A safety checkpoint in Tulsa County on Nov. 17 netted 31 citations for driving without auto insurance. Law enforcement officers towed 11 of those uninsured vehicles. The checkpoint was the result of a partnership between the Oklahoma Insurance Department’s Anti-Fraud Unit and the Tulsa County Sheriff’s Office.
“This checkpoint was very enlightening,” Oklahoma Insurance Commissioner John D. Doak said. “One woman cited for driving under suspension said she couldn’t remember the last time she had auto insurance. It highlights a major problem on Oklahoma roadways.”

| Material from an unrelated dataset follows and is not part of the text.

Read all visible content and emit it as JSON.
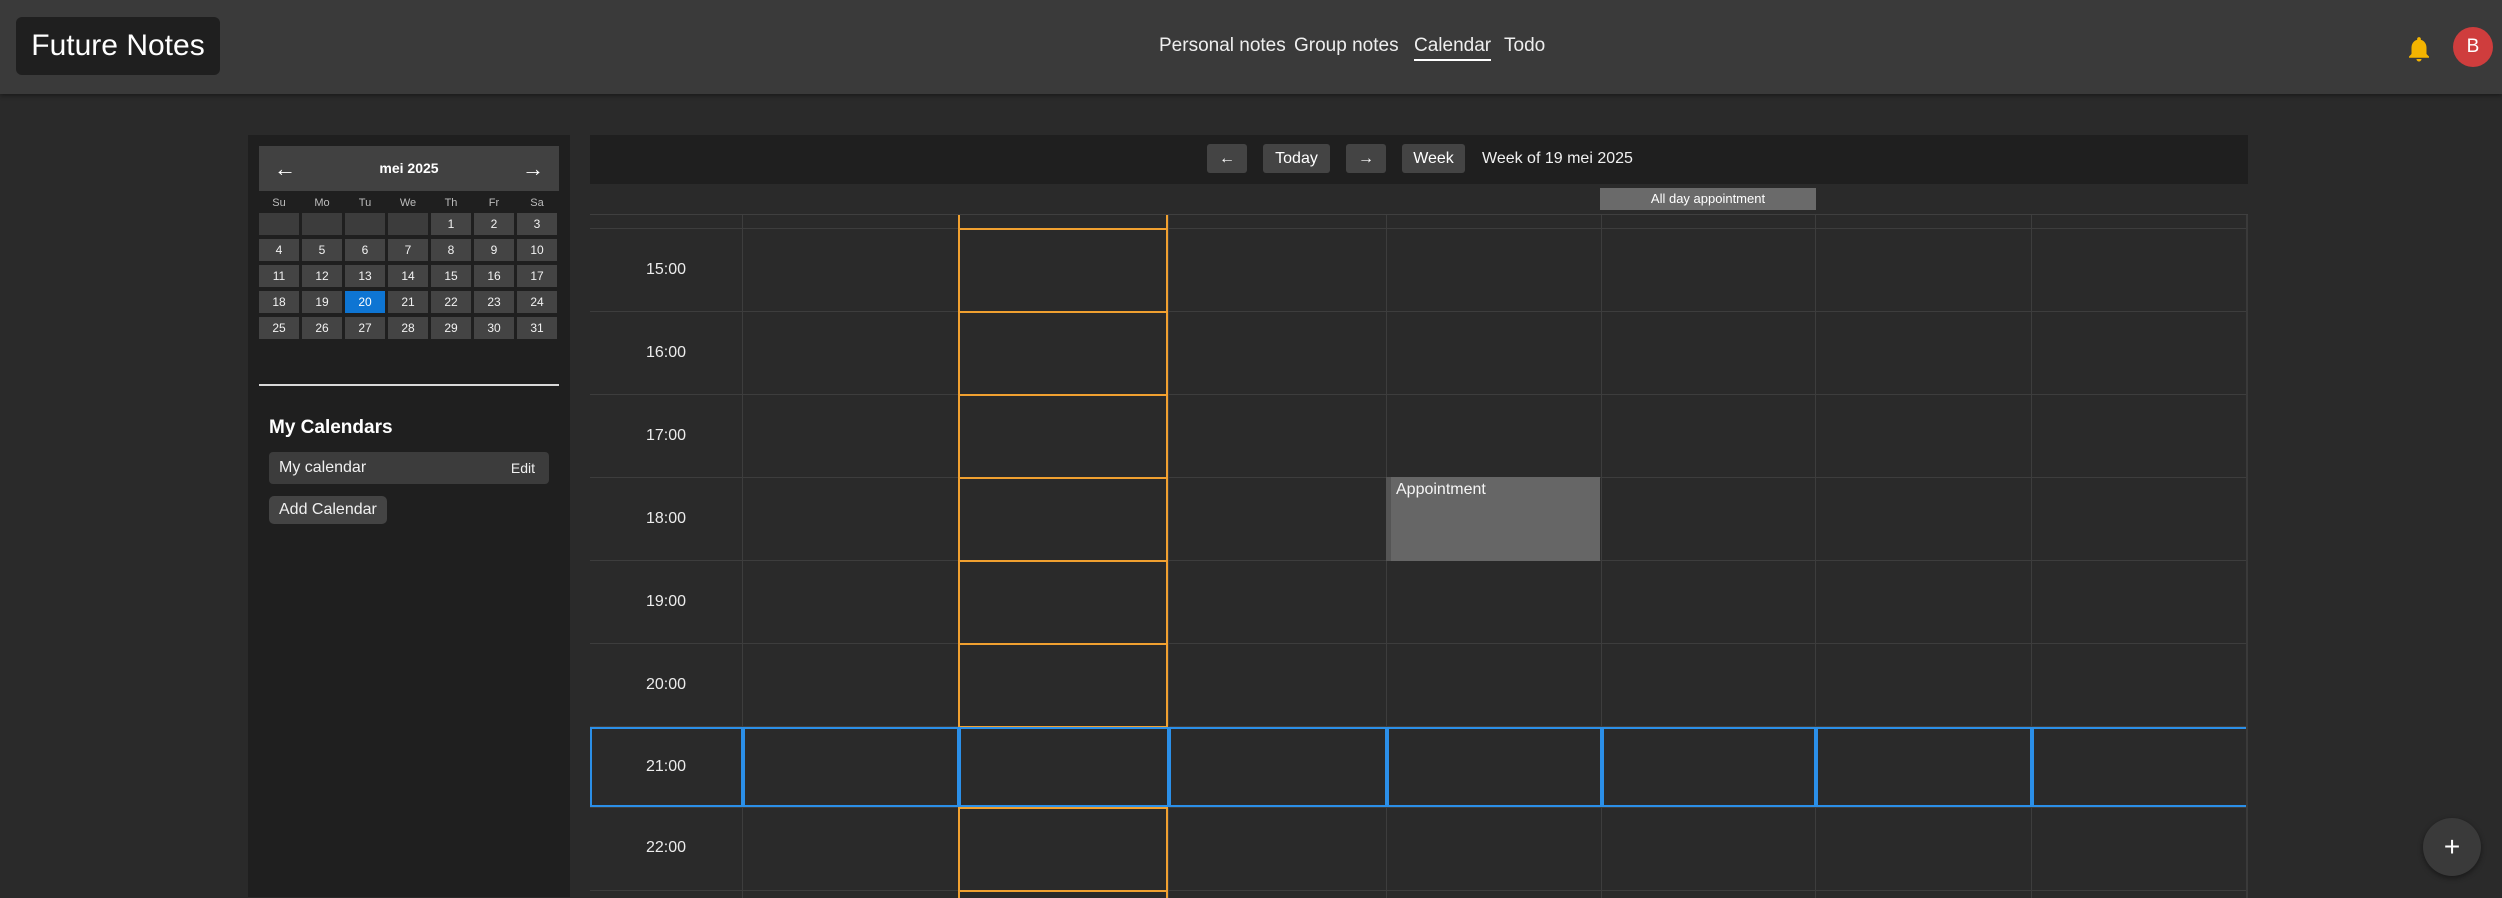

Deputies wrote 60 citations during the 4-hour checkpoint in West Tulsa. More than half were insurance-related. The Oklahoma Insurance Department’s involvement in the checkpoint was funded through the Anti-Fraud Revolving Fund, which is comprised of fines, penalties and awards from legal settlements.
“The amount of citations issued this weekend was as impressive as it was disturbing,” said Tulsa County Sheriff Stanley Glanz. “The fact that so many motorists are operating on our public roadways without insurance is an alarming trend and a quality of life issue. We, as law enforcement, must remain vigilant in enforcing traffic safety and compliance with the insurance laws.”
Several state lawmakers lauded the effort, saying the crackdown was much needed. According Rep. Dan Kirby, R-Tulsa, up to 25 percent of Oklahoma drivers don’t have auto insurance.